Generalization tests on Boeing 737-100 models with scales 20-1, 40-1, and 80-1 show TSDRL’s adaptability. Using policies trained on 90-1 scale, TSDRL outperforms AM and GAT in solution quality across scales, with TSDRL(Sample 1,000) showing the best generalization. As scale increases, the advantage of TSDRL becomes more pronounced, demonstrating its robustness for different aircraft models and drone formation tasks.

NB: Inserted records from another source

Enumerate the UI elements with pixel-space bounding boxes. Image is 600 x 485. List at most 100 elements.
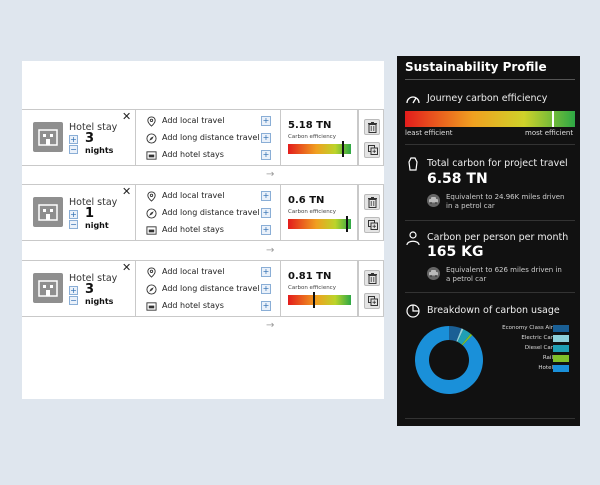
- increment-nights-button[interactable]: +: [69, 210, 78, 219]
- close-icon[interactable]: ✕: [122, 261, 132, 274]
- option-label: Add local travel: [162, 116, 225, 125]
- option-label: Add long distance travel: [162, 208, 260, 217]
- compass-icon: [146, 284, 157, 295]
- carbon-value: 5.18 TN: [288, 120, 332, 131]
- title-divider: [405, 79, 575, 80]
- bed-icon: [146, 302, 157, 311]
- carbon-efficiency-label: Carbon efficiency: [288, 134, 336, 140]
- copy-icon: [368, 220, 378, 230]
- decrement-nights-button[interactable]: −: [69, 145, 78, 154]
- option-label: Add local travel: [162, 191, 225, 200]
- duplicate-button[interactable]: [364, 293, 380, 309]
- trash-icon: [368, 122, 377, 133]
- add-button[interactable]: +: [261, 284, 271, 294]
- compass-icon: [146, 208, 157, 219]
- legend-label: Electric Car: [521, 335, 553, 341]
- legend-item: Diesel Car: [477, 345, 577, 353]
- nights-count: 1: [85, 206, 95, 221]
- total-carbon-heading: Total carbon for project travel: [427, 158, 568, 169]
- add-local-travel-option[interactable]: Add local travel +: [146, 115, 276, 129]
- add-button[interactable]: +: [261, 150, 271, 160]
- location-pin-icon: [147, 116, 156, 127]
- option-label: Add long distance travel: [162, 133, 260, 142]
- per-person-value: 165 KG: [427, 244, 484, 260]
- add-button[interactable]: +: [261, 301, 271, 311]
- nights-stepper: + −: [69, 286, 78, 306]
- add-button[interactable]: +: [261, 133, 271, 143]
- efficiency-marker: [313, 292, 316, 308]
- nights-stepper: + −: [69, 135, 78, 155]
- add-button[interactable]: +: [261, 267, 271, 277]
- add-local-travel-option[interactable]: Add local travel +: [146, 266, 276, 280]
- panel-footer: [22, 399, 384, 426]
- increment-nights-button[interactable]: +: [69, 135, 78, 144]
- add-button[interactable]: +: [261, 116, 271, 126]
- close-icon[interactable]: ✕: [122, 185, 132, 198]
- carbon-value: 0.81 TN: [288, 271, 332, 282]
- add-hotel-stays-option[interactable]: Add hotel stays +: [146, 300, 276, 314]
- legend-swatch: [553, 355, 569, 362]
- close-icon[interactable]: ✕: [122, 110, 132, 123]
- legend-item: Rail: [477, 355, 577, 363]
- trash-icon: [368, 197, 377, 208]
- hotel-stay-title: Hotel stay: [69, 197, 118, 208]
- card-actions: [358, 109, 384, 166]
- person-icon: [406, 231, 420, 246]
- legend-label: Rail: [542, 355, 553, 361]
- option-label: Add long distance travel: [162, 284, 260, 293]
- legend-item: Electric Car: [477, 335, 577, 343]
- delete-button[interactable]: [364, 270, 380, 286]
- add-local-travel-option[interactable]: Add local travel +: [146, 190, 276, 204]
- total-carbon-value: 6.58 TN: [427, 171, 488, 187]
- delete-button[interactable]: [364, 194, 380, 210]
- arrow-right-icon[interactable]: →: [266, 169, 275, 180]
- decrement-nights-button[interactable]: −: [69, 220, 78, 229]
- legend-swatch: [553, 325, 569, 332]
- duplicate-button[interactable]: [364, 217, 380, 233]
- efficiency-marker: [342, 141, 345, 157]
- carbon-efficiency-bar: [288, 141, 351, 157]
- legend-swatch: [553, 365, 569, 372]
- nights-label: nights: [85, 146, 114, 155]
- location-pin-icon: [147, 267, 156, 278]
- arrow-right-icon[interactable]: →: [266, 245, 275, 256]
- carbon-summary: 0.6 TN Carbon efficiency: [281, 184, 358, 241]
- hotel-card-1: Hotel stay + − 3 nights ✕ Add local trav…: [22, 109, 384, 166]
- copy-icon: [368, 145, 378, 155]
- nights-label: nights: [85, 297, 114, 306]
- per-person-equivalent: Equivalent to 626 miles driven in a petr…: [446, 266, 562, 283]
- copy-icon: [368, 296, 378, 306]
- add-long-distance-travel-option[interactable]: Add long distance travel +: [146, 132, 276, 146]
- add-long-distance-travel-option[interactable]: Add long distance travel +: [146, 207, 276, 221]
- hotel-stay-title: Hotel stay: [69, 122, 118, 133]
- add-hotel-stays-option[interactable]: Add hotel stays +: [146, 224, 276, 238]
- donut-slice-hotel: [415, 326, 483, 394]
- duplicate-button[interactable]: [364, 142, 380, 158]
- legend-label: Hotel: [538, 365, 553, 371]
- add-button[interactable]: +: [261, 225, 271, 235]
- card-actions: [358, 184, 384, 241]
- hotel-icon: [33, 122, 63, 152]
- add-long-distance-travel-option[interactable]: Add long distance travel +: [146, 283, 276, 297]
- location-pin-icon: [147, 191, 156, 202]
- add-button[interactable]: +: [261, 208, 271, 218]
- legend-label: Diesel Car: [524, 345, 553, 351]
- trash-icon: [368, 273, 377, 284]
- add-button[interactable]: +: [261, 191, 271, 201]
- carbon-summary: 0.81 TN Carbon efficiency: [281, 260, 358, 317]
- section-divider: [405, 144, 575, 145]
- arrow-right-icon[interactable]: →: [266, 320, 275, 331]
- delete-button[interactable]: [364, 119, 380, 135]
- hotel-icon: [33, 197, 63, 227]
- increment-nights-button[interactable]: +: [69, 286, 78, 295]
- decrement-nights-button[interactable]: −: [69, 296, 78, 305]
- donut-slice-economy-class-air: [449, 326, 462, 342]
- carbon-efficiency-label: Carbon efficiency: [288, 209, 336, 215]
- nights-stepper: + −: [69, 210, 78, 230]
- carbon-summary: 5.18 TN Carbon efficiency: [281, 109, 358, 166]
- option-label: Add hotel stays: [162, 225, 224, 234]
- efficiency-marker: [346, 216, 349, 232]
- add-hotel-stays-option[interactable]: Add hotel stays +: [146, 149, 276, 163]
- gauge-icon: [406, 96, 420, 104]
- donut-slice-electric-car: [456, 328, 464, 342]
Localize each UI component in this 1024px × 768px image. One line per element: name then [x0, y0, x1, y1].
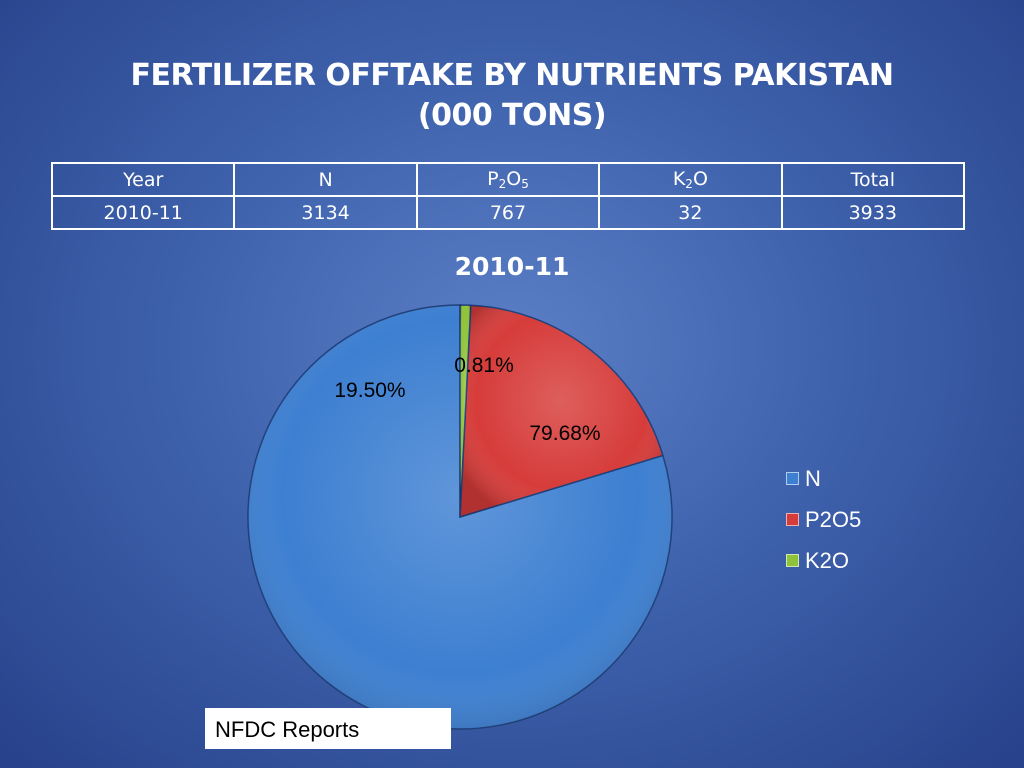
pie-slice-shading-k2o	[460, 305, 471, 517]
chart-title: 2010-11	[454, 252, 570, 281]
header-k2o-o: O	[692, 168, 708, 190]
cell-k2o: 32	[598, 195, 783, 230]
cell-year: 2010-11	[50, 195, 236, 230]
legend-swatch-n	[786, 472, 799, 485]
table-row: 2010-11 3134 767 32 3933	[50, 195, 966, 230]
header-p2o5-o: O	[506, 168, 522, 190]
legend-item-n: N	[786, 458, 861, 499]
data-label-k2o: 0.81%	[454, 354, 514, 377]
legend-swatch-k2o	[786, 554, 799, 567]
header-p2o5: P2O5	[415, 162, 601, 197]
data-label-n: 79.68%	[529, 422, 600, 445]
header-k2o: K2O	[598, 162, 783, 197]
title-line-1: FERTILIZER OFFTAKE BY NUTRIENTS PAKISTAN	[130, 58, 894, 93]
chart-legend: N P2O5 K2O	[786, 458, 861, 581]
header-p2o5-p: P	[487, 168, 499, 190]
header-total: Total	[780, 162, 966, 197]
legend-label-p2o5: P2O5	[805, 506, 862, 532]
header-p2o5-sub-2: 2	[498, 177, 507, 191]
title-line-2: (000 TONS)	[417, 98, 607, 133]
legend-label-n: N	[805, 465, 821, 491]
cell-total: 3933	[780, 195, 966, 230]
header-year: Year	[50, 162, 236, 197]
data-label-p2o5: 19.50%	[334, 379, 405, 402]
legend-item-p2o5: P2O5	[786, 499, 861, 540]
offtake-table: Year N P2O5 K2O Total 2010-11 3134 767 3…	[50, 162, 966, 230]
source-note: NFDC Reports	[205, 708, 451, 749]
page-title: FERTILIZER OFFTAKE BY NUTRIENTS PAKISTAN…	[0, 56, 1024, 136]
legend-label-k2o: K2O	[805, 547, 850, 573]
legend-swatch-p2o5	[786, 513, 799, 526]
header-n: N	[233, 162, 418, 197]
pie-slice-shading-p2o5	[460, 305, 663, 517]
header-k2o-sub-2: 2	[685, 177, 693, 191]
legend-item-k2o: K2O	[786, 540, 861, 581]
header-k2o-k: K	[672, 168, 686, 190]
header-p2o5-sub-5: 5	[521, 177, 529, 191]
cell-n: 3134	[233, 195, 418, 230]
cell-p2o5: 767	[415, 195, 601, 230]
table-header-row: Year N P2O5 K2O Total	[50, 162, 966, 197]
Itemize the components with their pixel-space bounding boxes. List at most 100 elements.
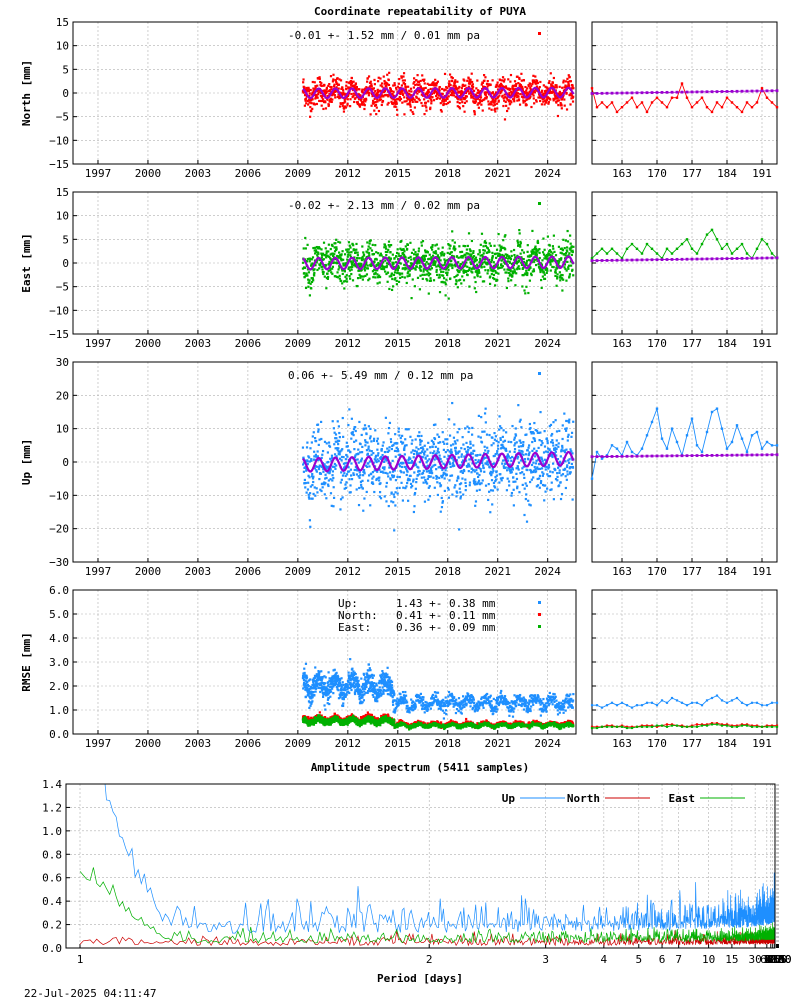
north-inset-series-point — [670, 96, 674, 99]
up-inset-series-point — [625, 440, 629, 444]
east-data-point — [466, 265, 469, 268]
north-data-point — [417, 80, 421, 84]
up-data-point — [425, 470, 428, 473]
up-data-point — [503, 459, 506, 462]
east-data-point — [414, 261, 417, 264]
up-data-point — [461, 477, 464, 480]
up-data-point — [475, 462, 478, 465]
up-data-point — [441, 468, 444, 472]
up-data-point — [507, 440, 510, 443]
north-data-point — [454, 95, 457, 98]
east-data-point — [540, 278, 543, 282]
north-data-point — [523, 100, 527, 103]
up-data-point — [513, 436, 516, 439]
east-data-point — [474, 256, 478, 259]
north-data-point — [423, 98, 426, 101]
up-data-point — [324, 465, 327, 468]
east-data-point — [393, 257, 396, 260]
up-data-point — [437, 451, 440, 454]
rmse-data-point — [303, 686, 306, 689]
up-data-point — [499, 437, 502, 440]
north-data-point — [558, 85, 561, 88]
north-data-point — [346, 94, 350, 98]
east-data-point — [316, 268, 319, 272]
up-data-point — [366, 465, 369, 468]
north-data-point — [370, 83, 373, 86]
north-data-point — [523, 90, 526, 94]
up-data-point — [422, 448, 425, 451]
rmse-data-point — [326, 681, 330, 684]
up-data-point — [463, 469, 466, 473]
east-data-point — [559, 251, 562, 254]
up-inset-series-point — [730, 440, 734, 444]
up-data-point — [461, 436, 464, 439]
north-data-point — [467, 85, 470, 88]
east-data-point — [379, 259, 382, 263]
north-data-point — [484, 97, 487, 100]
east-data-point — [412, 248, 415, 251]
up-data-point — [385, 500, 388, 503]
north-data-point — [479, 96, 483, 99]
north-data-point — [535, 85, 538, 88]
east-data-point — [522, 266, 525, 269]
north-data-point — [462, 84, 466, 88]
east-data-point — [510, 273, 513, 276]
east-data-point — [508, 274, 511, 277]
up-data-point — [359, 451, 362, 454]
north-data-point — [375, 95, 379, 98]
up-data-point — [447, 454, 450, 457]
east-data-point — [464, 253, 467, 256]
north-data-point — [309, 88, 312, 92]
north-data-point — [504, 100, 507, 104]
north-data-point — [452, 84, 455, 87]
up-data-point — [398, 434, 401, 437]
north-data-point — [403, 113, 406, 116]
east-data-point — [444, 281, 447, 284]
north-data-point — [392, 94, 395, 97]
north-data-point — [397, 82, 400, 85]
up-inset-model-point — [635, 454, 639, 458]
up-data-point — [394, 491, 397, 494]
rmse-data-point — [307, 694, 310, 697]
east-data-point — [465, 252, 468, 255]
north-data-point — [464, 95, 467, 98]
up-data-point — [379, 457, 382, 461]
up-data-point — [332, 476, 335, 480]
north-data-point — [535, 79, 539, 83]
north-data-point — [377, 90, 380, 93]
up-data-point — [384, 416, 387, 419]
north-data-point — [303, 104, 306, 107]
up-data-point — [536, 484, 540, 487]
east-data-point — [351, 265, 354, 269]
north-data-point — [524, 92, 527, 95]
rmse-data-point — [313, 694, 316, 697]
up-data-point — [441, 500, 445, 503]
up-data-point — [388, 446, 391, 449]
east-annotation-marker — [538, 202, 541, 205]
north-data-point — [565, 108, 569, 111]
rmse-data-point — [326, 692, 329, 695]
north-data-point — [357, 93, 360, 96]
east-data-point — [469, 261, 472, 264]
east-data-point — [430, 267, 433, 270]
north-data-point — [514, 84, 518, 88]
east-data-point — [491, 254, 494, 258]
north-data-point — [335, 80, 338, 84]
up-data-point — [377, 442, 380, 445]
up-data-point — [546, 447, 550, 450]
up-data-point — [349, 491, 352, 494]
up-data-point — [437, 466, 440, 469]
up-data-point — [328, 445, 332, 448]
up-data-point — [567, 461, 571, 464]
up-data-point — [503, 447, 506, 450]
east-data-point — [390, 288, 394, 292]
north-data-point — [456, 105, 459, 108]
north-data-point — [517, 98, 521, 101]
east-data-point — [456, 268, 459, 272]
east-data-point — [384, 245, 387, 248]
east-data-point — [396, 271, 399, 274]
rmse-data-point — [310, 697, 313, 700]
up-data-point — [541, 460, 544, 463]
up-data-point — [385, 485, 388, 488]
east-data-point — [529, 259, 532, 262]
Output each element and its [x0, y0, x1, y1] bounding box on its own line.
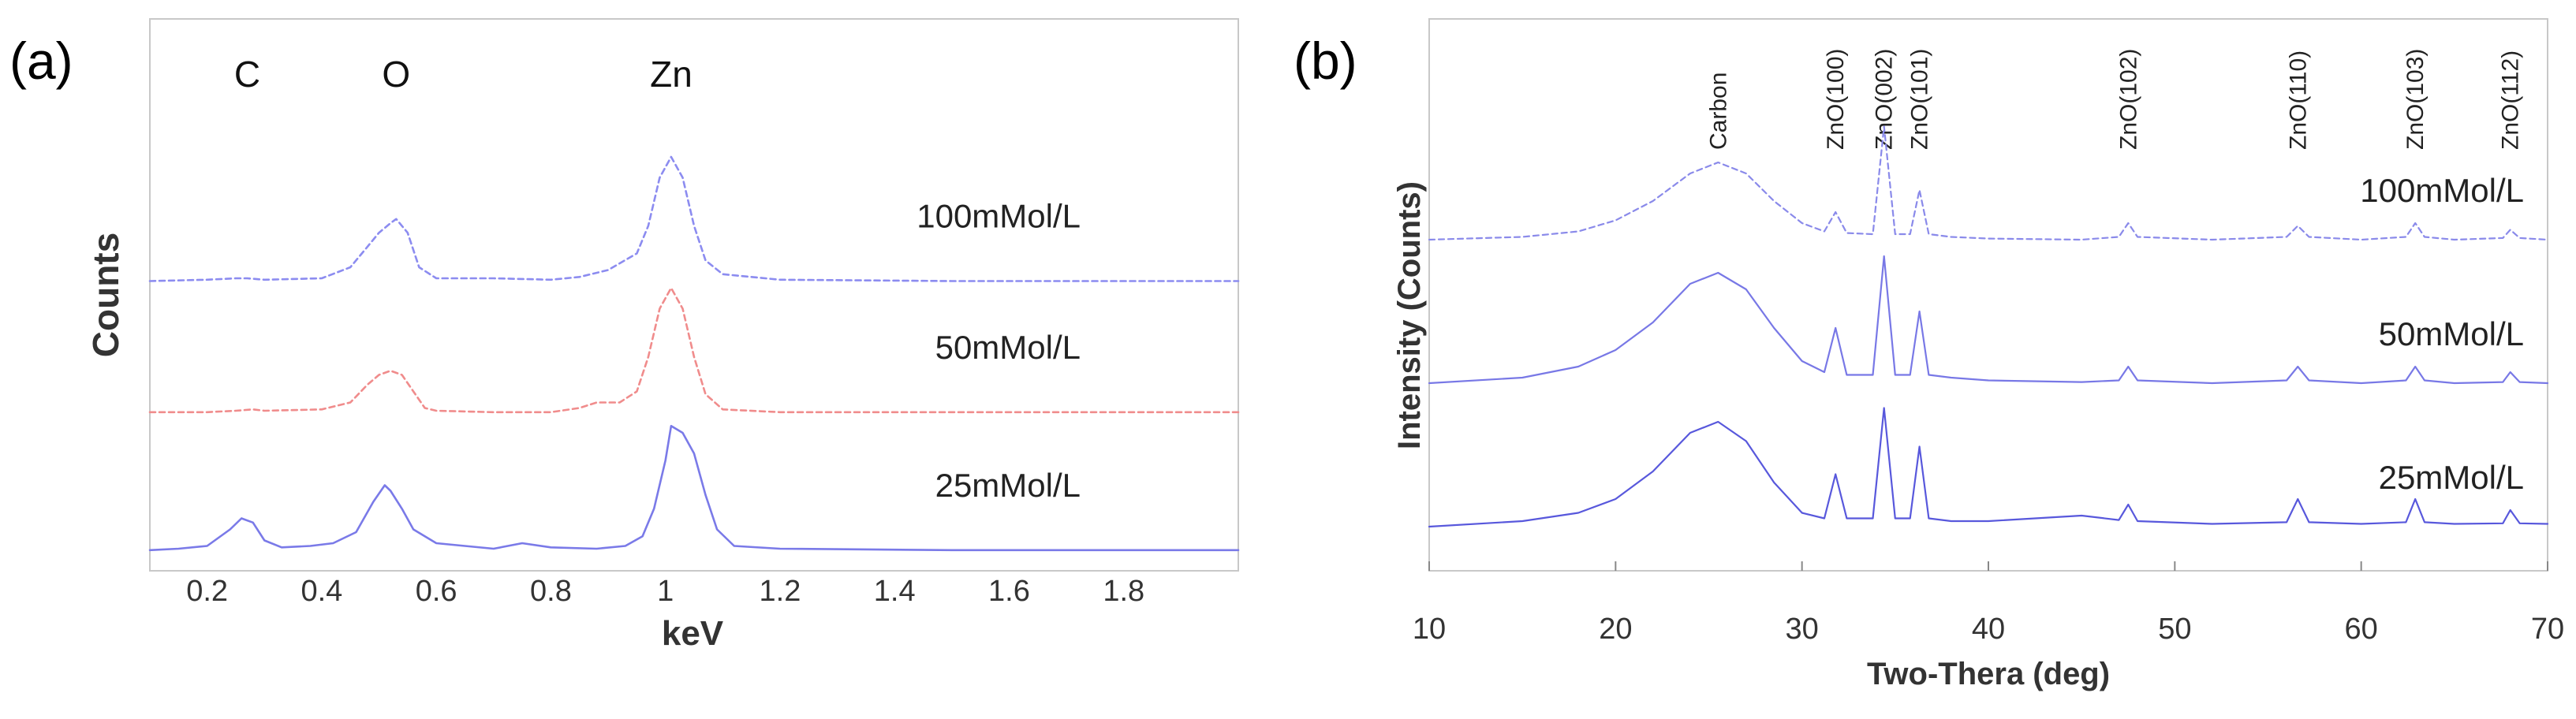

In conclusion, for rapid airline inspection scenarios, this paper proposes a deep reinforcement learning-based solution model. The first stage determines the optimal number of drones, and the second stage’s encoder and decoder enhancements improve node embedding quality and dynamic state perception. Offline-trained TSDRL quickly solves MCMP, outperforming heuristics and other DRL methods in speed and solution quality. Future work will explore multi-origin problems and larger scales, designing more efficient models. The integration of advanced modules ensures that drone formation operations are optimized for real-world applications, highlighting the importance of collaborative path planning in autonomous systems.